American Creek’s disclosures state that its fully carried 20% interest in the Treaty Creek Project meant that it did not incur exploration or development costs on the project until a production notice is issued. This structure allowed American Creek shareholders to maintain exposure to the project without funding ongoing exploration work. - What happened to American Creek Resources and the ACKRF ticker?
American Creek entered into a plan of arrangement with Tudor Gold Corp. Under this arrangement, Tudor acquired all of the issued and outstanding common shares of American Creek, making American Creek a wholly owned subsidiary of Tudor. The company announced that its shares were expected to be delisted from the TSX Venture Exchange and the OTCQB and that it intended to cease to be a reporting issuer. - What did American Creek shareholders receive in the acquisition by Tudor Gold?
According to the arrangement terms disclosed by the company, each American Creek shareholder received 0.238 of a Tudor Gold common share for each American Creek common share held. Options and warrants were adjusted based on the same exchange ratio, with options replaced by Tudor options and warrants becoming exercisable for Tudor shares. - Did American Creek have other properties besides Treaty Creek?
Yes. In its news releases, American Creek stated that it also held the Austruck-Bonanza gold property located near Kamloops, British Columbia, in addition to its interest in the Treaty Creek Project. - Is American Creek still a reporting public company?
American Creek announced that, following completion of the arrangement with Tudor Gold, it intended to apply to securities regulators to cease to be a reporting issuer and terminate its public reporting obligations. It also indicated that its shares were expected to be delisted from the TSX Venture Exchange and the OTCQB. - How was the plan of arrangement approved?

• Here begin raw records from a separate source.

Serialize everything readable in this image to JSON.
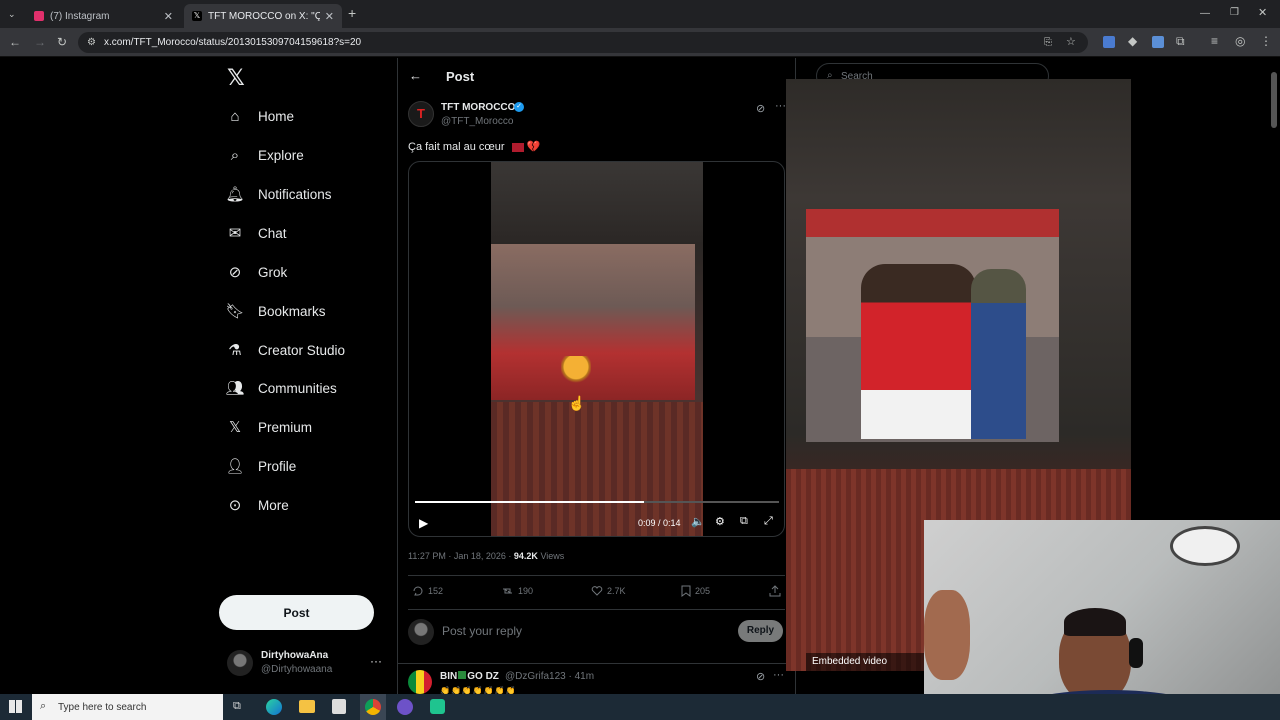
{
  "browser": {
    "tabs": [
      {
        "title": "(7) Instagram",
        "color": "#e1306c"
      },
      {
        "title": "TFT MOROCCO on X: \"Ça fait m",
        "color": "#ffffff"
      }
    ],
    "url": "x.com/TFT_Morocco/status/2013015309704159618?s=20"
  },
  "nav": {
    "items": [
      {
        "label": "Home",
        "icon": "home-icon"
      },
      {
        "label": "Explore",
        "icon": "search-icon"
      },
      {
        "label": "Notifications",
        "icon": "bell-icon"
      },
      {
        "label": "Chat",
        "icon": "mail-icon"
      },
      {
        "label": "Grok",
        "icon": "grok-icon"
      },
      {
        "label": "Bookmarks",
        "icon": "bookmark-icon"
      },
      {
        "label": "Creator Studio",
        "icon": "flask-icon"
      },
      {
        "label": "Communities",
        "icon": "people-icon"
      },
      {
        "label": "Premium",
        "icon": "x-icon"
      },
      {
        "label": "Profile",
        "icon": "person-icon"
      },
      {
        "label": "More",
        "icon": "more-icon"
      }
    ],
    "post_label": "Post",
    "account": {
      "name": "DirtyhowaAna",
      "handle": "@Dirtyhowaana"
    }
  },
  "header": {
    "title": "Post"
  },
  "tweet": {
    "author": "TFT MOROCCO",
    "handle": "@TFT_Morocco",
    "text": "Ça fait mal au cœur",
    "video": {
      "time": "0:09 / 0:14",
      "progress": 0.63
    },
    "meta_time": "11:27 PM · Jan 18, 2026 · ",
    "views": "94.2K",
    "views_label": " Views",
    "replies": "152",
    "reposts": "190",
    "likes": "2.7K",
    "bookmarks": "205"
  },
  "reply_box": {
    "placeholder": "Post your reply",
    "button": "Reply"
  },
  "reply": {
    "name": "BIN",
    "name2": "GO DZ",
    "handle": "@DzGrifa123 · 41m"
  },
  "right": {
    "search_placeholder": "Search",
    "embedded_label": "Embedded video"
  },
  "taskbar": {
    "search_placeholder": "Type here to search"
  }
}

The company reported that its shareholders approved a special resolution authorizing the arrangement at an annual general and special meeting. It also obtained an interim order and a final order from the Supreme Court of British Columbia under the Business Corporations Act (British Columbia), and the transaction was subject to regulatory approvals, including TSX Venture Exchange approval. - What role did Tudor Gold play at Treaty Creek before acquiring American Creek?

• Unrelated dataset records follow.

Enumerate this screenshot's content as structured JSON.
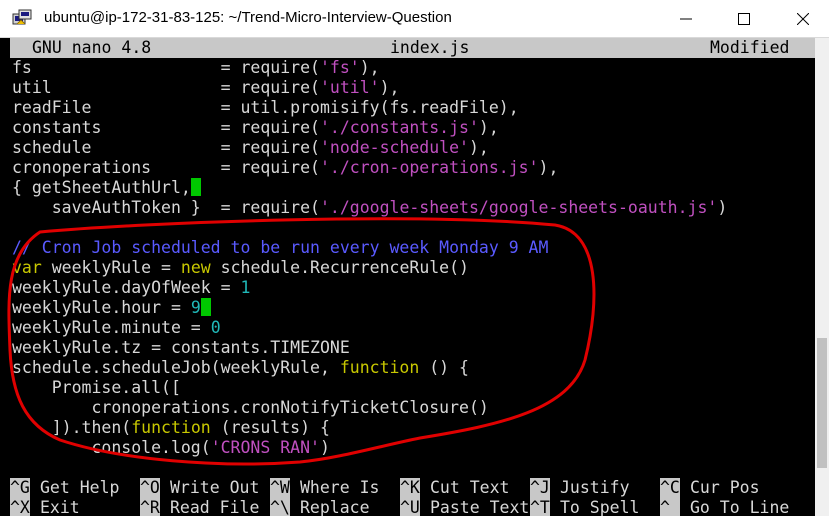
{
  "window": {
    "title": "ubuntu@ip-172-31-83-125: ~/Trend-Micro-Interview-Question",
    "minimize_glyph": "─",
    "maximize_glyph": "☐",
    "close_glyph": "✕",
    "icon": "putty-icon"
  },
  "nano": {
    "version": "GNU nano 4.8",
    "filename": "index.js",
    "status": "Modified"
  },
  "code": [
    [
      {
        "t": "fs                   ",
        "c": "id"
      },
      {
        "t": "= require(",
        "c": "op"
      },
      {
        "t": "'fs'",
        "c": "str"
      },
      {
        "t": "),",
        "c": "op"
      }
    ],
    [
      {
        "t": "util                 ",
        "c": "id"
      },
      {
        "t": "= require(",
        "c": "op"
      },
      {
        "t": "'util'",
        "c": "str"
      },
      {
        "t": "),",
        "c": "op"
      }
    ],
    [
      {
        "t": "readFile             ",
        "c": "id"
      },
      {
        "t": "= util.promisify(fs.readFile),",
        "c": "op"
      }
    ],
    [
      {
        "t": "constants            ",
        "c": "id"
      },
      {
        "t": "= require(",
        "c": "op"
      },
      {
        "t": "'./constants.js'",
        "c": "str"
      },
      {
        "t": "),",
        "c": "op"
      }
    ],
    [
      {
        "t": "schedule             ",
        "c": "id"
      },
      {
        "t": "= require(",
        "c": "op"
      },
      {
        "t": "'node-schedule'",
        "c": "str"
      },
      {
        "t": "),",
        "c": "op"
      }
    ],
    [
      {
        "t": "cronoperations       ",
        "c": "id"
      },
      {
        "t": "= require(",
        "c": "op"
      },
      {
        "t": "'./cron-operations.js'",
        "c": "str"
      },
      {
        "t": "),",
        "c": "op"
      }
    ],
    [
      {
        "t": "{ getSheetAuthUrl,",
        "c": "id"
      },
      {
        "t": "",
        "c": "cursor"
      }
    ],
    [
      {
        "t": "    saveAuthToken }  ",
        "c": "id"
      },
      {
        "t": "= require(",
        "c": "op"
      },
      {
        "t": "'./google-sheets/google-sheets-oauth.js'",
        "c": "str"
      },
      {
        "t": ")",
        "c": "op"
      }
    ],
    [],
    [
      {
        "t": "// Cron Job scheduled to be run every week Monday 9 AM",
        "c": "cmt"
      }
    ],
    [
      {
        "t": "var",
        "c": "kw"
      },
      {
        "t": " weeklyRule = ",
        "c": "id"
      },
      {
        "t": "new",
        "c": "kw"
      },
      {
        "t": " schedule.RecurrenceRule()",
        "c": "id"
      }
    ],
    [
      {
        "t": "weeklyRule.dayOfWeek = ",
        "c": "id"
      },
      {
        "t": "1",
        "c": "num"
      }
    ],
    [
      {
        "t": "weeklyRule.hour = ",
        "c": "id"
      },
      {
        "t": "9",
        "c": "num"
      },
      {
        "t": "",
        "c": "cursor"
      }
    ],
    [
      {
        "t": "weeklyRule.minute = ",
        "c": "id"
      },
      {
        "t": "0",
        "c": "num"
      }
    ],
    [
      {
        "t": "weeklyRule.tz = constants.TIMEZONE",
        "c": "id"
      }
    ],
    [
      {
        "t": "schedule.scheduleJob(weeklyRule, ",
        "c": "id"
      },
      {
        "t": "function",
        "c": "kw"
      },
      {
        "t": " () {",
        "c": "id"
      }
    ],
    [
      {
        "t": "    Promise.all([",
        "c": "id"
      }
    ],
    [
      {
        "t": "        cronoperations.cronNotifyTicketClosure()",
        "c": "id"
      }
    ],
    [
      {
        "t": "    ]).then(",
        "c": "id"
      },
      {
        "t": "function",
        "c": "kw"
      },
      {
        "t": " (results) {",
        "c": "id"
      }
    ],
    [
      {
        "t": "        console.log(",
        "c": "id"
      },
      {
        "t": "'CRONS RAN'",
        "c": "str"
      },
      {
        "t": ")",
        "c": "id"
      }
    ]
  ],
  "help": {
    "row1": [
      {
        "key": "^G",
        "label": "Get Help"
      },
      {
        "key": "^O",
        "label": "Write Out"
      },
      {
        "key": "^W",
        "label": "Where Is"
      },
      {
        "key": "^K",
        "label": "Cut Text"
      },
      {
        "key": "^J",
        "label": "Justify"
      },
      {
        "key": "^C",
        "label": "Cur Pos"
      }
    ],
    "row2": [
      {
        "key": "^X",
        "label": "Exit"
      },
      {
        "key": "^R",
        "label": "Read File"
      },
      {
        "key": "^\\",
        "label": "Replace"
      },
      {
        "key": "^U",
        "label": "Paste Text"
      },
      {
        "key": "^T",
        "label": "To Spell"
      },
      {
        "key": "^_",
        "label": "Go To Line"
      }
    ]
  },
  "colors": {
    "annotation": "#e00000",
    "cursor": "#00c800"
  }
}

Before the acquisition, Tudor Gold was described as project operator and majority interest holder at Treaty Creek, with a 60% interest compared with American Creek’s fully carried 20% interest and Teuton Resources’ 20% interest. Tudor led exploration programs and technical work at the Goldstorm Deposit within the Treaty Creek Project. - How should investors view information related to ACKRF now?
Because American Creek has been acquired and its shares were expected to be delisted, information related to ACKRF primarily reflects historical data about American Creek’s operations, assets, and the terms of its acquisition by Tudor Gold. Current information about the Treaty Creek Project and related interests is now reported under Tudor Gold’s disclosures.